Perspectivas para 2021

Muito se avançou neste ano a respeito da proteção de dados no Brasil, mas há um longo caminho a ser percorrido. Diversas normas da nossa lei geral ainda demandam regulamentação. Organizações públicas e privadas precisam desenvolver uma cultura de privacidade e proteção de dados, assim como os próprios titulares de dados tendem a ter cada vez mais informações sobre o assunto. Tomadores de decisão devem estar atentos para que a interpretação da lei possa preservar tanto a autodeterminação informativa quanto o estímulo à inovação, o desenvolvimento tecnológico e a livre concorrência no país.

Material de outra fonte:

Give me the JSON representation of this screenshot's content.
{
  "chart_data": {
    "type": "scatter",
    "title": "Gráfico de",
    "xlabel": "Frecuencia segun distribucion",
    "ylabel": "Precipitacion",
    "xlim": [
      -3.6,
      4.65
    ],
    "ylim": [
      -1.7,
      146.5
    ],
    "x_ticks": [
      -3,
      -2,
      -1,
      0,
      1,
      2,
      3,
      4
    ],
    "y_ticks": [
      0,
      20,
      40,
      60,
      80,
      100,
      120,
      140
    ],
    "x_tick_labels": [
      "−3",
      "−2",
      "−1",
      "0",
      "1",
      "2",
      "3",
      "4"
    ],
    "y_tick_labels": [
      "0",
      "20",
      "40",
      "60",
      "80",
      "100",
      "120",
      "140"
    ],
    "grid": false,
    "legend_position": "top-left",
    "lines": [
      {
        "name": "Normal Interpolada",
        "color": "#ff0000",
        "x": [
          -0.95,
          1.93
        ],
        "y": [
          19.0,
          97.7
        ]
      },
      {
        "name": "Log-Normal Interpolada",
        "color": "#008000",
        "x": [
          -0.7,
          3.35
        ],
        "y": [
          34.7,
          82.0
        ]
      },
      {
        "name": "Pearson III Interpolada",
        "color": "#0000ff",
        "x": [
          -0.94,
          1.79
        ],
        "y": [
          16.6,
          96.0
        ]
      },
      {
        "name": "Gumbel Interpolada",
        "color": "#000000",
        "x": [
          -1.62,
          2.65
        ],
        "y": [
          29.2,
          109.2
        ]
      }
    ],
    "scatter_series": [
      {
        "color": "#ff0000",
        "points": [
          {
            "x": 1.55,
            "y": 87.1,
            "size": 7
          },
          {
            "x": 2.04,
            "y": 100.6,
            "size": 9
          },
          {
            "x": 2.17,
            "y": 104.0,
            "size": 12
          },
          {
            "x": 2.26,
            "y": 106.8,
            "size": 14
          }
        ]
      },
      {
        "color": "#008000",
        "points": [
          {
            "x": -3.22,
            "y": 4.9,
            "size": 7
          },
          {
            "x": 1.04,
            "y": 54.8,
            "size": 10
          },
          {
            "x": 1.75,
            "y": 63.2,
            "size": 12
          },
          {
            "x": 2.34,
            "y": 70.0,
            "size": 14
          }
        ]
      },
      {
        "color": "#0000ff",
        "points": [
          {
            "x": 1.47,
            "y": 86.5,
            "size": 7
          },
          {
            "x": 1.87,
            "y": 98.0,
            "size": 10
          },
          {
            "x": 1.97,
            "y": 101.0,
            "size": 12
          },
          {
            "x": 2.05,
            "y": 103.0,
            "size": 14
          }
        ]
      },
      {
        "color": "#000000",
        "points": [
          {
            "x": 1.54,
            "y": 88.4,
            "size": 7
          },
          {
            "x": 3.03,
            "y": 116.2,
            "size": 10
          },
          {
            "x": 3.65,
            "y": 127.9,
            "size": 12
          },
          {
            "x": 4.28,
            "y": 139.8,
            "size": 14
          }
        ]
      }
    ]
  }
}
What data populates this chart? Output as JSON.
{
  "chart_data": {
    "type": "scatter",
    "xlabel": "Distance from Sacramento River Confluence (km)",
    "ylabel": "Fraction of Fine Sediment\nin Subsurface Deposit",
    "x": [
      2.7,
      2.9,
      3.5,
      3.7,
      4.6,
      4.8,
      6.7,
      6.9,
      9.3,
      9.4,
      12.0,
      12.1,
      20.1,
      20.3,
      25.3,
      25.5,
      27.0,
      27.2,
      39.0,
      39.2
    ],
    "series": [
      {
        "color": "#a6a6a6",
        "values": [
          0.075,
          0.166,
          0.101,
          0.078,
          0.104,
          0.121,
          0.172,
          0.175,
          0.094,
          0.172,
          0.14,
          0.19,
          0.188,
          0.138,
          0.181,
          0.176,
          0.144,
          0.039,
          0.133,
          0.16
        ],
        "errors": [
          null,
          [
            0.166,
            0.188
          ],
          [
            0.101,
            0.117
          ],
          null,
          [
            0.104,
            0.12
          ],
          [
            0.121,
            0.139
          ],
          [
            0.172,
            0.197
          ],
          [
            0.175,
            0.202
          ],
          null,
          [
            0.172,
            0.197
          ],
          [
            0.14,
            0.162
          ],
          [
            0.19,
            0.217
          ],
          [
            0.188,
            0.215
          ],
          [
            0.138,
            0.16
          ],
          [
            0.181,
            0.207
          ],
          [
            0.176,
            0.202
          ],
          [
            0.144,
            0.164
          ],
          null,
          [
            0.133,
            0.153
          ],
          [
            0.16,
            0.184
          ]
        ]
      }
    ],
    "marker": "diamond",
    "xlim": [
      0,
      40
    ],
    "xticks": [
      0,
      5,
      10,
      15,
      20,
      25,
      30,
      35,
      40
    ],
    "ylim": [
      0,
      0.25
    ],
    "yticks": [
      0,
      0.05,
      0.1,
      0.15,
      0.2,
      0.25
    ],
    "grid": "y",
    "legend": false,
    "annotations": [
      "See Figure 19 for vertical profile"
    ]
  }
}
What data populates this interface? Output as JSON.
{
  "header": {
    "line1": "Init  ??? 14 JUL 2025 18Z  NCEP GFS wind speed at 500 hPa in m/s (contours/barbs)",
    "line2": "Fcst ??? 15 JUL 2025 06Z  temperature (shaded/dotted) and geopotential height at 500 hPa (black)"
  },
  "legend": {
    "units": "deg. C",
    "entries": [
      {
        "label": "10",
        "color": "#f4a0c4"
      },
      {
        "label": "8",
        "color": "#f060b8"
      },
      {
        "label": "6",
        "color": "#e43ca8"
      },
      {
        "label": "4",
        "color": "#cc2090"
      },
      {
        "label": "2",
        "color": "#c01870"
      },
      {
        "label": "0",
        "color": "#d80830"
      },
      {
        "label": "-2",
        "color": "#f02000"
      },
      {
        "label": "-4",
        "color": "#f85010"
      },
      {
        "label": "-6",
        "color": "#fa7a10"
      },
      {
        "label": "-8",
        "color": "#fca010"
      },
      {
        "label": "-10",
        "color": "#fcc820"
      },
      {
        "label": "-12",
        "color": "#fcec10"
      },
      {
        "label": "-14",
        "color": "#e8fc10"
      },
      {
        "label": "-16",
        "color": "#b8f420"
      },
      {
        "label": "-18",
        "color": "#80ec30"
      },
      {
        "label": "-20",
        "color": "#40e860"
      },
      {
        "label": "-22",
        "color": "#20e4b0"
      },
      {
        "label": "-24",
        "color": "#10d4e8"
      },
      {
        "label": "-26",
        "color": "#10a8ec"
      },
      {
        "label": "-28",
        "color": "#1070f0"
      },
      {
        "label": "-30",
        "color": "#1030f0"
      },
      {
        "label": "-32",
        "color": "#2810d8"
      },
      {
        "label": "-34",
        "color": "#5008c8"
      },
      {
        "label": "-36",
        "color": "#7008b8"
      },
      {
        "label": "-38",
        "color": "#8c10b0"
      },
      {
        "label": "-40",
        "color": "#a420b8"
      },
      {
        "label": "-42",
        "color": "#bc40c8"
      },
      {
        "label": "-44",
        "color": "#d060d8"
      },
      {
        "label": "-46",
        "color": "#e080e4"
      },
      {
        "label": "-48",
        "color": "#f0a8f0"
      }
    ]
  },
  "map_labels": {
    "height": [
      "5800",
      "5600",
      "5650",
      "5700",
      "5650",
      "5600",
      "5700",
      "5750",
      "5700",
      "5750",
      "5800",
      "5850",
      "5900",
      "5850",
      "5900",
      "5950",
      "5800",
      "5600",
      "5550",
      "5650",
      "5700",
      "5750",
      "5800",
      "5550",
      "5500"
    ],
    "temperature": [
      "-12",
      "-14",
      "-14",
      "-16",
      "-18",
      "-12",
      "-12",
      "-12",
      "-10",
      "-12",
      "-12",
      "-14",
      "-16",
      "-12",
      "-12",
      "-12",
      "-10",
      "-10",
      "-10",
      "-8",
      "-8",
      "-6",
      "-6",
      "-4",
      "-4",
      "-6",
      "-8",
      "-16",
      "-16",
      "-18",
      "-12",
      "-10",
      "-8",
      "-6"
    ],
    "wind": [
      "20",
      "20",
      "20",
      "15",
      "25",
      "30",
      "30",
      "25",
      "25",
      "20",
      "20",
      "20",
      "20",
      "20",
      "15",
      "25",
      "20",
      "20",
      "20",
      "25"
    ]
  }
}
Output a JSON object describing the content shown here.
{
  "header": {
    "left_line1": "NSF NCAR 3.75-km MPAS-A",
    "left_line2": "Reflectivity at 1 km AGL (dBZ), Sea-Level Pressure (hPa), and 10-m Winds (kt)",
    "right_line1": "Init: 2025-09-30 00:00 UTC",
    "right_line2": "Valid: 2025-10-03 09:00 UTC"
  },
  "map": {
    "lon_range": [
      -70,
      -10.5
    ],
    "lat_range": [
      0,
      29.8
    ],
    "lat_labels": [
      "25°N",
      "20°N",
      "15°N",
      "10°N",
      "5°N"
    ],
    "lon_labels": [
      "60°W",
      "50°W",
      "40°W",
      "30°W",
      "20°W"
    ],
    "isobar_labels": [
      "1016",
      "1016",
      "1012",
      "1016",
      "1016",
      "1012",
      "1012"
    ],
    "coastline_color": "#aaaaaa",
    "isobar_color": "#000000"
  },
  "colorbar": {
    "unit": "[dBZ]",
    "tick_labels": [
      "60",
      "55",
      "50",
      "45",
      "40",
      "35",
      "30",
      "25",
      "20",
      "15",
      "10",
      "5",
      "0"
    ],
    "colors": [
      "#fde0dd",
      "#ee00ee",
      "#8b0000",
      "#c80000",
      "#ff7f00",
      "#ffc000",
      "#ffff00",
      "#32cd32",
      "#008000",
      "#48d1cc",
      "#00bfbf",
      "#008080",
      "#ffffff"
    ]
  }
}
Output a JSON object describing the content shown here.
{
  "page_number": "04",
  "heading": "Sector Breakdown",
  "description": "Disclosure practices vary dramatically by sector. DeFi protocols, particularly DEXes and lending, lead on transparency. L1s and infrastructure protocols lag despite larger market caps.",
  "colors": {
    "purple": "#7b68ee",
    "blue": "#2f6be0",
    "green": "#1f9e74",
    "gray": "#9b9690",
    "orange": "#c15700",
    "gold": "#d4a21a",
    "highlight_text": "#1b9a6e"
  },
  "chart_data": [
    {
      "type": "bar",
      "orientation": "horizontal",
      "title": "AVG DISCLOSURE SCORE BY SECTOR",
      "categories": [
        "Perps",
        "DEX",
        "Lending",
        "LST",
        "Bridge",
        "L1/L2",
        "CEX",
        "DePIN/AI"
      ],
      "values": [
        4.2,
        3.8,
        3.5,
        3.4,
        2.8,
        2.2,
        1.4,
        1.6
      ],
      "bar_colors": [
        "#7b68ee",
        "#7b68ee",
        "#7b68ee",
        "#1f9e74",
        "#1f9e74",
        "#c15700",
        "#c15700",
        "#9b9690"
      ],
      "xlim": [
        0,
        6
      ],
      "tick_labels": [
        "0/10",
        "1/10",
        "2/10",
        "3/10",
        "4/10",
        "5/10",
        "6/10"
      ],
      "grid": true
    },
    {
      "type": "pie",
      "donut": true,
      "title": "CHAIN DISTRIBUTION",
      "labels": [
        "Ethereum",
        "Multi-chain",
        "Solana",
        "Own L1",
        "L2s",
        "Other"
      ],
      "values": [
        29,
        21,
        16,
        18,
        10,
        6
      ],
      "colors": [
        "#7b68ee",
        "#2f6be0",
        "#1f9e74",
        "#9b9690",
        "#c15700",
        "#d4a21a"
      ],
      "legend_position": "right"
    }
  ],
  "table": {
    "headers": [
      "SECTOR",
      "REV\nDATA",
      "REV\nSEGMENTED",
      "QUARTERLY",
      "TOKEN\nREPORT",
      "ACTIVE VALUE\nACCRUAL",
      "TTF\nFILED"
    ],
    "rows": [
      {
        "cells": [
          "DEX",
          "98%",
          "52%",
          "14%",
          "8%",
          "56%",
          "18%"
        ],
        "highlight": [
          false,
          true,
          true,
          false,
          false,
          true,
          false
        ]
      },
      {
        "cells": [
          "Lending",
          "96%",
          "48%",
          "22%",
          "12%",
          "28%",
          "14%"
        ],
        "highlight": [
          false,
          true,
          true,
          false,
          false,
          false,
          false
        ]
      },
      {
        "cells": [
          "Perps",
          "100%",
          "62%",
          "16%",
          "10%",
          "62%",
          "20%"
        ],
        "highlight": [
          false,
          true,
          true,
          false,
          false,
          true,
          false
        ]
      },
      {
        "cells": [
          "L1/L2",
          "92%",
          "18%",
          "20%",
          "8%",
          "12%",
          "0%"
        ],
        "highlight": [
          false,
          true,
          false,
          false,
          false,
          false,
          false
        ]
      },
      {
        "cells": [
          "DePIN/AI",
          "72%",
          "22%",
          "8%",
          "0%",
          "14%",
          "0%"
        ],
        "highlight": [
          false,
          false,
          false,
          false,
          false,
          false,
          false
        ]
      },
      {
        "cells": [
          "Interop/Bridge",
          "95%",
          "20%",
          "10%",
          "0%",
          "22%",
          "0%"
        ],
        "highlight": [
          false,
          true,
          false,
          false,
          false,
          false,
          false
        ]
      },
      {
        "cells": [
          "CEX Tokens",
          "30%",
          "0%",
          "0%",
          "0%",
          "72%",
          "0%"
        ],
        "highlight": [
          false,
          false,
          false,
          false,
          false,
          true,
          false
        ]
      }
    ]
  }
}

Nesse sentido, merece destaque a constituição do conselho diretor da Autoridade Nacional de Proteção de Dados (ANPD). Os cinco nomes indicados pelo presidente da República para compor o conselho já foram nomeados oficialmente e tomaram posse. Waldemar Gonçalves Ortunho Junior, indicado para ocupar o cargo de primeiro diretor-presidente da ANPD, com mandato de seis anos; Arthur Pereira Sabbat, com mandato de cinco anos; Joacil Basilio Rael, com mandato de quatro anos; Nairane Farias Rabelo Leitão, com mandato de três anos; e Miriam Wimmer, com mandato de dois anos, são os demais diretores.

É grande a expectativa em torno do início dos trabalhos da autoridade. Apesar de ainda não terem um local de trabalho publicamente definido, os novos diretores já estão trabalhando para montar suas equipes, bem como na redação de regimento interno e regulamentos. Não é justo esperar que os diretores solucionem, rápida e isoladamente, todas as intricadas questões relacionadas à proteção dos dados no Brasil. Mas o trabalho sério da autoridade, aliado ao diálogo constante com a sociedade civil e outros entes públicos, deve resultar em um 2021 com importantes regulamentações, orientações e decisões.